Introduction
Thin-film materials science is wafer-based and flux-driven. Up to now, most thin-film applications occur on devices built on semiconductor wafers. To process a microelectronic or opto-electronic device, the basic step consists of adding a monolayer of atoms on or subtracting it from a wafer surface. In these processes, we are not dealing with equilibrium states of materials; rather, we deal with kinetic states of a flux of atoms. Furthermore, for example, a p-n junction in a semiconductor is not at an equilibrium state. If we anneal the junction at a high temperature for a long time, it will disappear by interdiffusion of the p-type and n-type dopants. At device operation near room temperature, the dopants are supersaturated and frozen in place in the semiconductor to produce the electrical potentials, the built-in potentials, needed to guide the transport of charges. In doping a semiconductor, we need to diffuse or to implant a flux of atoms into the semiconductor to obtain the desired concentration profile of dopant.

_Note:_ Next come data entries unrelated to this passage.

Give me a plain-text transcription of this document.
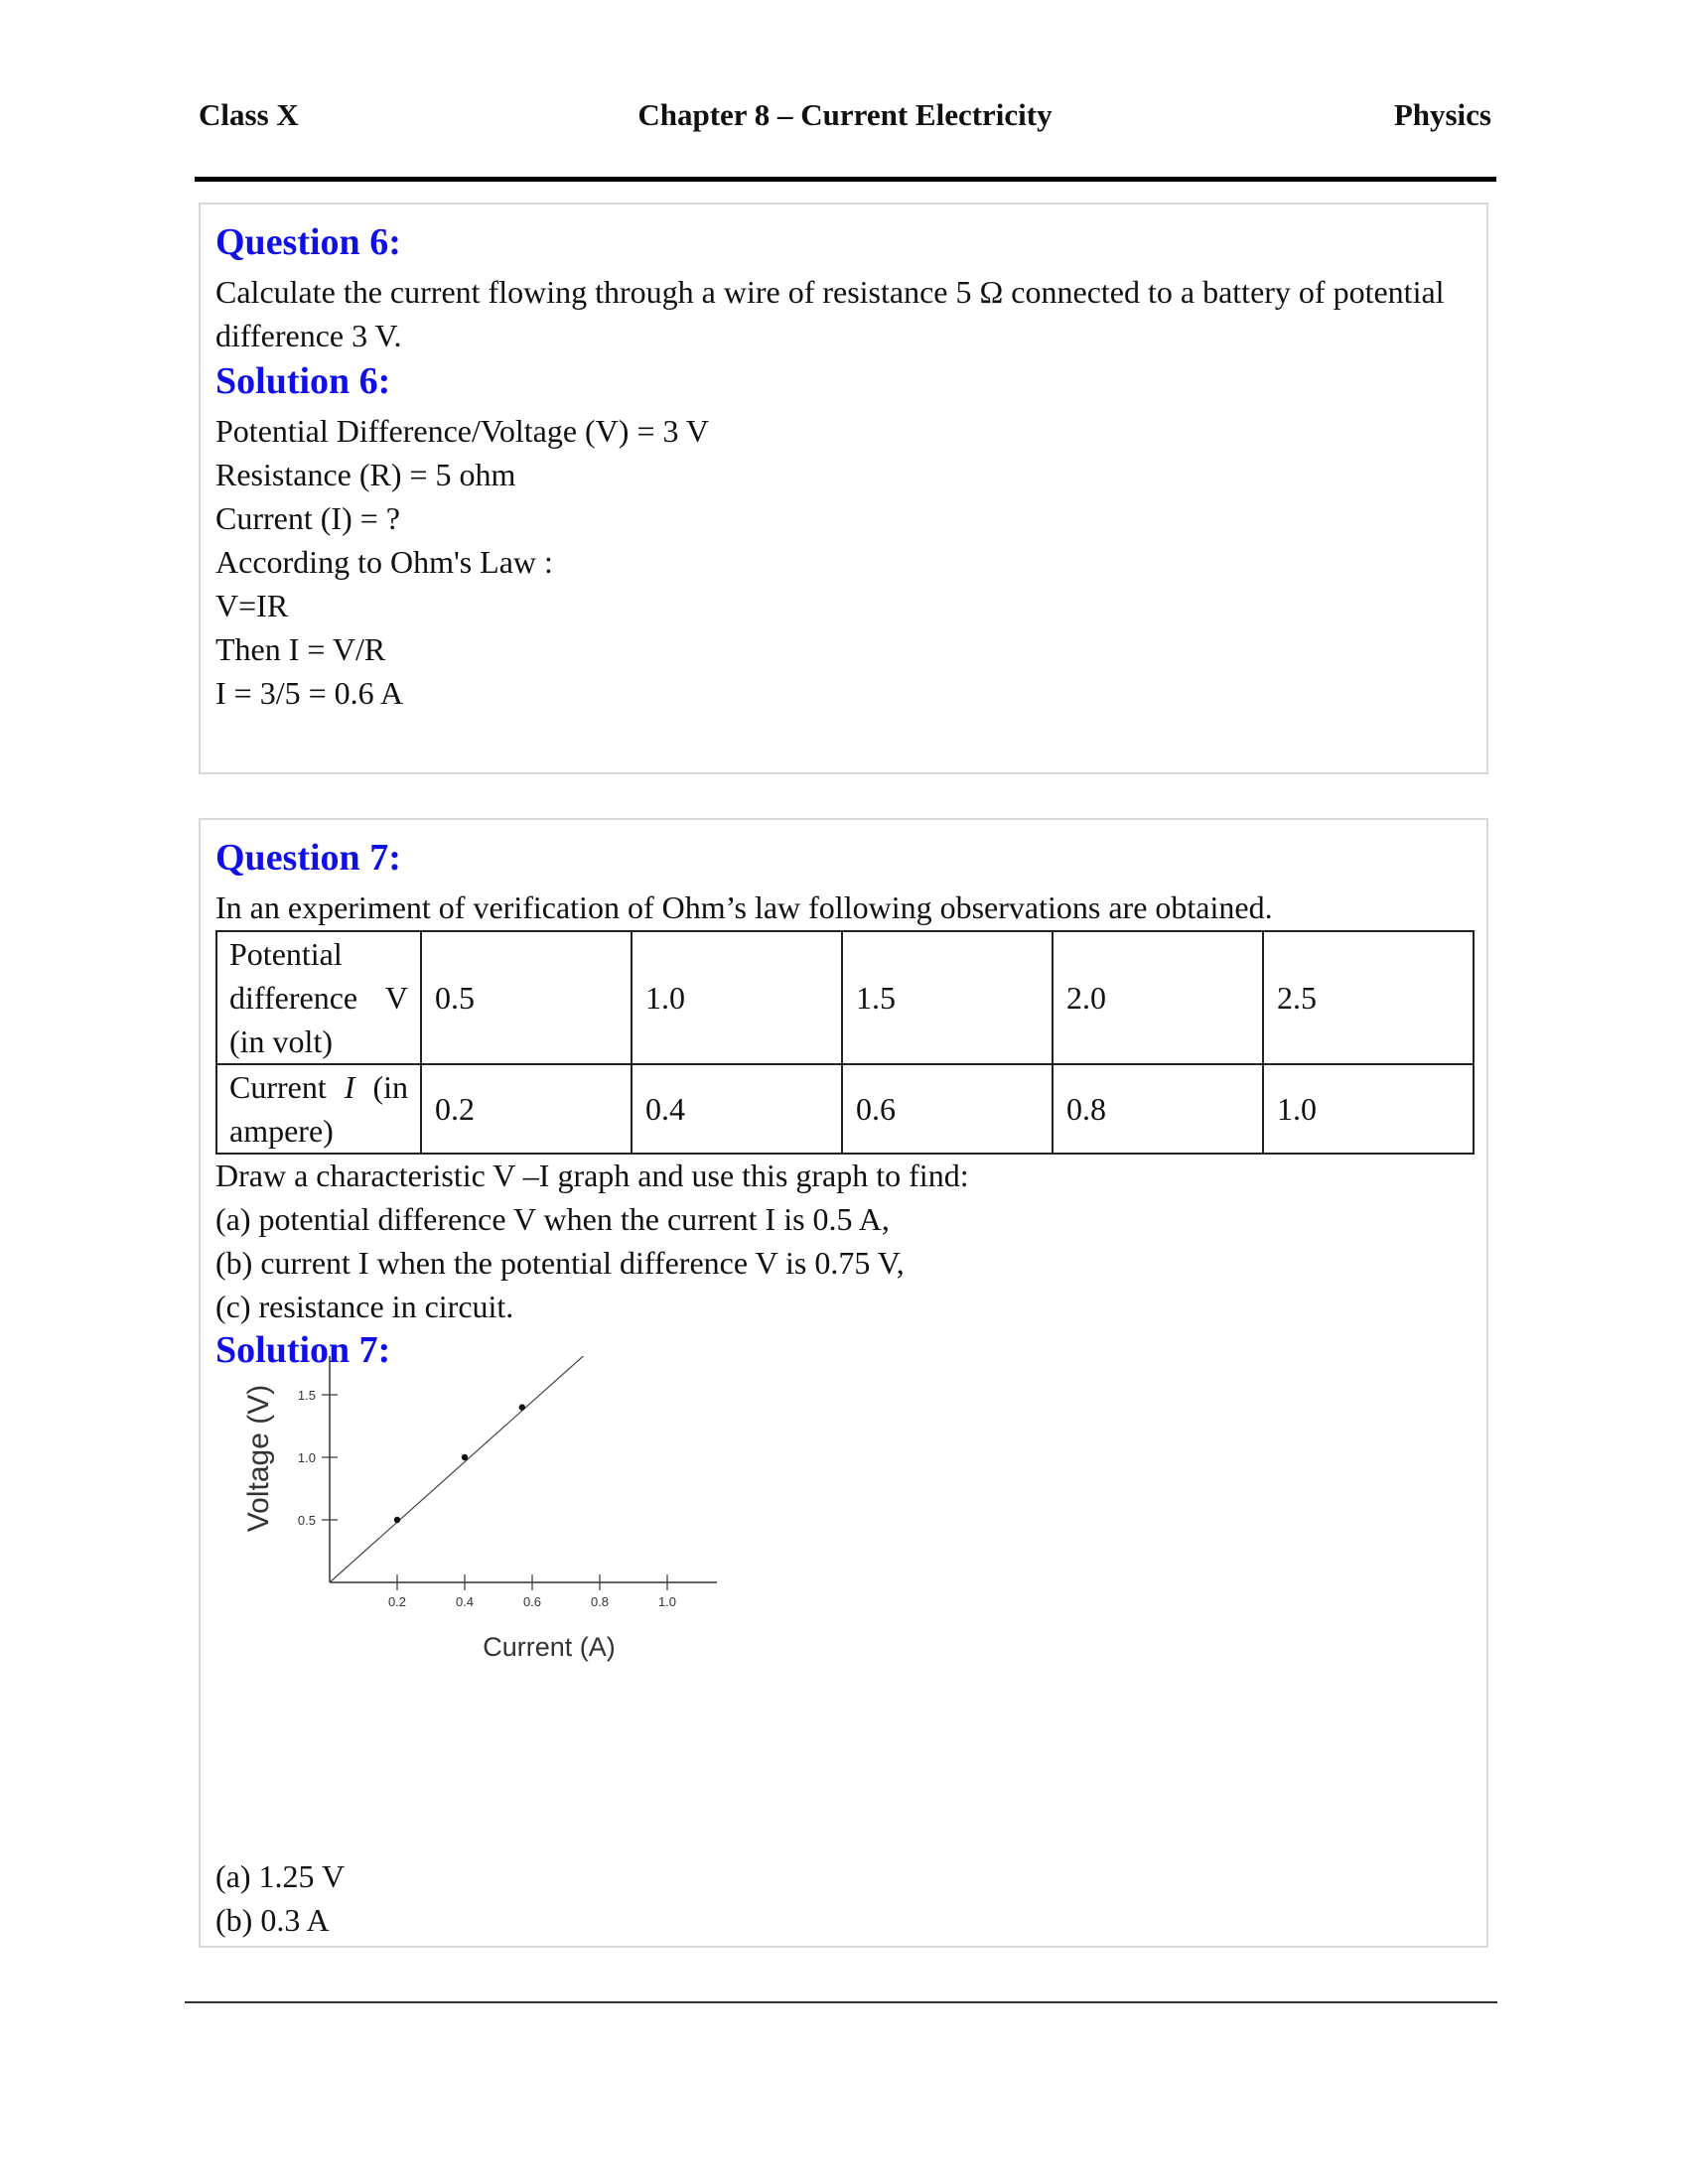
Class X	Chapter 8 – Current Electricity	Physics
Question 6:
Calculate the current flowing through a wire of resistance 5 Ω connected to a battery of potential
difference 3 V.
Solution 6:
Potential Difference/Voltage (V) = 3 V
Resistance (R) = 5 ohm
Current (I) = ?
According to Ohm's Law :
V=IR
Then I = V/R
I = 3/5 = 0.6 A
Question 7:
In an experiment of verification of Ohm’s law following observations are obtained.
Potential
difference V
(in volt)	0.5	1.0	1.5	2.0	2.5

Current I (in
ampere)	0.2	0.4	0.6	0.8	1.0
Draw a characteristic V –I graph and use this graph to find:
(a) potential difference V when the current I is 0.5 A,
(b) current I when the potential difference V is 0.75 V,
(c) resistance in circuit.
Solution 7:
0.2	0.4	0.6	0.8	1.0
0.5
1.0
1.5
Voltage (V)
Current (A)
(a) 1.25 V
(b) 0.3 A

In device operation based on field effects, we pass an electric current or a flow of charge particles through the device to turn on or turn off the FETs. Thus, we consider flux-driven processes.
Generally speaking, we can have a flux or a flow of matter, a flow of energy (heat), or a flow of charge particles in a system. Indeed, in electronic devices, the operation can have all three kinds of flow coexist in the devices.